In case recent readers here misunderstand a line I have been following: my first preference re the Primates' Meeting is that all showed up and talked; but when they didn't all show up, my second preference was that the shower uppers addressed the situation highlighted by the absentees.

Then, tackling some problems infiltrating at least a corner of the mind of the Communion, my colleague here in NZ, Tim Harris, Dean of Bishopdale Theological College, has continued his series of posts on headship and eternal subordinationism at Hikanos. The two most recent posts make some important points about how we understand 'obedience' within the Trinity.

1 comment:

Father Ron Smith said...

"Ideas have consequences, and the preoccupation with reducing every gender relationship to some form of hierarchy in terms of ‘who is the boss?’ and exercise authority reflects more of our culture than the gospel." - Tim Harris, Nelson -

This observation by your Nelson colleague, Tim Harris, says a lot about the reality of this issue now being debated by some Evangelicals within the New Zealand Church.

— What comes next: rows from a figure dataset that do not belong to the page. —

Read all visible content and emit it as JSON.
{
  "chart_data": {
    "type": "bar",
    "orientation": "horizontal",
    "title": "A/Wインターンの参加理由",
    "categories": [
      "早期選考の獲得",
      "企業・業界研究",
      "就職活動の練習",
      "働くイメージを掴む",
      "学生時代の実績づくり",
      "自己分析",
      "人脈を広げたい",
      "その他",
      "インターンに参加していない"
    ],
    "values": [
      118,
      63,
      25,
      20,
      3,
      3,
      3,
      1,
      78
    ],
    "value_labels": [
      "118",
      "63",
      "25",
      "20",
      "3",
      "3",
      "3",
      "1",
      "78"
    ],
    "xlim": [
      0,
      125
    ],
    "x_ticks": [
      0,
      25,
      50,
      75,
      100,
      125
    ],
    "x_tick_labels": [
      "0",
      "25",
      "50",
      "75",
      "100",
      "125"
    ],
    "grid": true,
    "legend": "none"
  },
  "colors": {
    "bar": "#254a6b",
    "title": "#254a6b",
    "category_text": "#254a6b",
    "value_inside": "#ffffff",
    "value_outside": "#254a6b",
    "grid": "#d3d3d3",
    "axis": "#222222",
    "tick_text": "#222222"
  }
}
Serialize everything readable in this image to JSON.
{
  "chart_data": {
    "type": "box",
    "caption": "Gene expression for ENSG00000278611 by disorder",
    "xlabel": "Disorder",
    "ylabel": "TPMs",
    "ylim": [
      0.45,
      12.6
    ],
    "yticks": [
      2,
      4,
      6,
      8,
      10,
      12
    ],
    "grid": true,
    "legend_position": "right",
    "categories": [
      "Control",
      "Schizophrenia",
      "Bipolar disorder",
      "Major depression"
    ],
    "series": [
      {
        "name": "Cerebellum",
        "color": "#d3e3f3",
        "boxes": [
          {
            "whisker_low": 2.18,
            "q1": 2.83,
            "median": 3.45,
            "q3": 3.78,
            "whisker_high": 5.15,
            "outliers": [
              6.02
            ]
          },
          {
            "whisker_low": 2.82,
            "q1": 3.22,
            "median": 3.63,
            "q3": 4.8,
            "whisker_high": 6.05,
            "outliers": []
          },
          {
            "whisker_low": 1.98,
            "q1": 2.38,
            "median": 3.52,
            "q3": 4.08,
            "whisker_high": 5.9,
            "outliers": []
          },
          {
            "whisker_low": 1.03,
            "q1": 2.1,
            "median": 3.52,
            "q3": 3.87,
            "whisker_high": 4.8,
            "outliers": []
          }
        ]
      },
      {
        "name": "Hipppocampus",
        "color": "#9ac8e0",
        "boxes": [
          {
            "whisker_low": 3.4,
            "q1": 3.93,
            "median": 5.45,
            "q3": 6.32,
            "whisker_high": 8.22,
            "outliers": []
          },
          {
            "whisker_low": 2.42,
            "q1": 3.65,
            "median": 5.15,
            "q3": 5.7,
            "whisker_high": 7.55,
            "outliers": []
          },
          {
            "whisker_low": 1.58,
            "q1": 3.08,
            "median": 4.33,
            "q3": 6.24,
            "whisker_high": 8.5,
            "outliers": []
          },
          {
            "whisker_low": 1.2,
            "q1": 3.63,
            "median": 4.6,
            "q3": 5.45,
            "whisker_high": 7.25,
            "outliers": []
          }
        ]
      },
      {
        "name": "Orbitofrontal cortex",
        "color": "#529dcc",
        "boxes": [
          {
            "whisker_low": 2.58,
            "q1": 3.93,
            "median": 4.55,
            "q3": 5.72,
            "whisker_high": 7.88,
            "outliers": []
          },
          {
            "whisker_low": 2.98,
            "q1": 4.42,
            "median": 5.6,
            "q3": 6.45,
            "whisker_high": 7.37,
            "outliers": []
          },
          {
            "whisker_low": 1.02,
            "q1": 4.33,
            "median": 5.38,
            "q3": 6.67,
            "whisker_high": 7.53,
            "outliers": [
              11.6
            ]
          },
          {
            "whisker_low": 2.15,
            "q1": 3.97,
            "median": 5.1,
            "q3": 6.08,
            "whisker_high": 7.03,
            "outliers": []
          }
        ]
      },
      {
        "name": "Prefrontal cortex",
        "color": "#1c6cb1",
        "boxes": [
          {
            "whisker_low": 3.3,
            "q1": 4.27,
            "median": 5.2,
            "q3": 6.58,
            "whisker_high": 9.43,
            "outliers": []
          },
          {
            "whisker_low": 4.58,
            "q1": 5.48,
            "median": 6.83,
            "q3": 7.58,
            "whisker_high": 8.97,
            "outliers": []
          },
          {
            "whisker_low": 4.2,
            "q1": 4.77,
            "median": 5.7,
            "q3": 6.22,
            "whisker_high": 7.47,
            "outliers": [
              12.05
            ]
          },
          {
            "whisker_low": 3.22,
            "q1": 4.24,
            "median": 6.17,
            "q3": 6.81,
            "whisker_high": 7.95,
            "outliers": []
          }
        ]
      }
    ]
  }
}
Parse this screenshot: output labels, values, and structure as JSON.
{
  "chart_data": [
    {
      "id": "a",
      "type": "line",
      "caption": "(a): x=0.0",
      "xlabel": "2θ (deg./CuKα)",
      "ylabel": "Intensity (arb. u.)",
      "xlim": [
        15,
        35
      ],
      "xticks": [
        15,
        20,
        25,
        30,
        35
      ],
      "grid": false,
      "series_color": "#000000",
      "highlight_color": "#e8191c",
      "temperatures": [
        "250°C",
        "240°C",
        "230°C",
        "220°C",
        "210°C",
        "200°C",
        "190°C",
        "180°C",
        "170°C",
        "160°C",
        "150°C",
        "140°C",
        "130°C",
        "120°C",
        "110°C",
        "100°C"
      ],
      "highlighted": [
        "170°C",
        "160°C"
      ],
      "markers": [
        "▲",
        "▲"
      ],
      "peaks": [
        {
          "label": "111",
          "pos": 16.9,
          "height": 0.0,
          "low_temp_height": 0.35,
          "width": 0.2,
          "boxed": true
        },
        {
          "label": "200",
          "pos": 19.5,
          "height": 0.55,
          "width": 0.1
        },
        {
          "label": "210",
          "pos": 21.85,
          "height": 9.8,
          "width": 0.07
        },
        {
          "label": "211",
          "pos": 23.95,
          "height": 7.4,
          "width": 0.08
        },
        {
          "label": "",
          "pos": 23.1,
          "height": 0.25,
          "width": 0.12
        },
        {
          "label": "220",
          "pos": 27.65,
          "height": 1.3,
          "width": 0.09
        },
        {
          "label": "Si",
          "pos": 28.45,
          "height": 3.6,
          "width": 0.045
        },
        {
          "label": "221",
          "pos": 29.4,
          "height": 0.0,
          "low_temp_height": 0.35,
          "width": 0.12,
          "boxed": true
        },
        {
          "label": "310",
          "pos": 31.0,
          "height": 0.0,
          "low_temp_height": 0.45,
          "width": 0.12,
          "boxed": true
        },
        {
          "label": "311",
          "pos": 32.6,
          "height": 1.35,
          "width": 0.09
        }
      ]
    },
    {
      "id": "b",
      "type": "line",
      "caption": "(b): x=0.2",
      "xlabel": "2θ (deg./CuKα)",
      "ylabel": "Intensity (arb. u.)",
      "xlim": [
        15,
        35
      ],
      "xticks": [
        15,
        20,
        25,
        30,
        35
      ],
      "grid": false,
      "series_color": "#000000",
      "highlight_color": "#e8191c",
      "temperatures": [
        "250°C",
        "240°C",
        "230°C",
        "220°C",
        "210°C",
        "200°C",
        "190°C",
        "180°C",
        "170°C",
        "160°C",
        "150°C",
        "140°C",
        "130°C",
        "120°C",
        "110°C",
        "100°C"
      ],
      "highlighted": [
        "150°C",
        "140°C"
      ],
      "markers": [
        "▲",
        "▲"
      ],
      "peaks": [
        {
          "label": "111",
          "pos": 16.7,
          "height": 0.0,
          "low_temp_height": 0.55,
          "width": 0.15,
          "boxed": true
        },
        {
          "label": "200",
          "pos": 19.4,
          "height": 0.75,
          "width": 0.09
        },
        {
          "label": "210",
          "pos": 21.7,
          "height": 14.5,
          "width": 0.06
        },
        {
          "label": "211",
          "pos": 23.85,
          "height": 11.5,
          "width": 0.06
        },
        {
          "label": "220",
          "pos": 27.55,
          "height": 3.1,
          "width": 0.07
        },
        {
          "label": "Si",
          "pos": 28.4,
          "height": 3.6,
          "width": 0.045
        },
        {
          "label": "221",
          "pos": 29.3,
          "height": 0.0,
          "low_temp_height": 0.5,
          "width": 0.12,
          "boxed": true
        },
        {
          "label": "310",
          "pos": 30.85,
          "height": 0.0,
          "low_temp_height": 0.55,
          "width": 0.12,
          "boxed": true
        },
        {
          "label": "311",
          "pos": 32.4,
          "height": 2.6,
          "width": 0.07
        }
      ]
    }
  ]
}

Those who support male headship - as against modern ideas of co-equality of both male and female leadership roles in the Church - are still pereptuating the Old Testament understanding of male leadership; whereas the New Testament, especially in the Gospel testimony of Jesus, would seem to indicate other-wise.
After all, Jesus did send (apostello) his female disciple Mary Magdalene to 'tell' the Good News of his resurrection to the male disciples. And they did not believe her - why? because the word of a woman at that time was considered untrustworthy!
The old arguments about the first apostles needing to be being male, have to be seen in the light of the current climate of patriarchy. Would women leaders have been accepted even by the early Christians?

Paul, himself, thought to have been tainted by a tinge of misogyny, had eventually to proclaim that: "In Christ, there is neither male nor female..." - a tremendous leap of faith that enabled him to better understand the complementarity of servant/leadership roles in ministry.

It would seem that the Diocese of Nelson is getting a bit more used to the idea of women as leaders in the Church. Bravo! this is Good News! Maybe the next Bishop of Nelson could be female?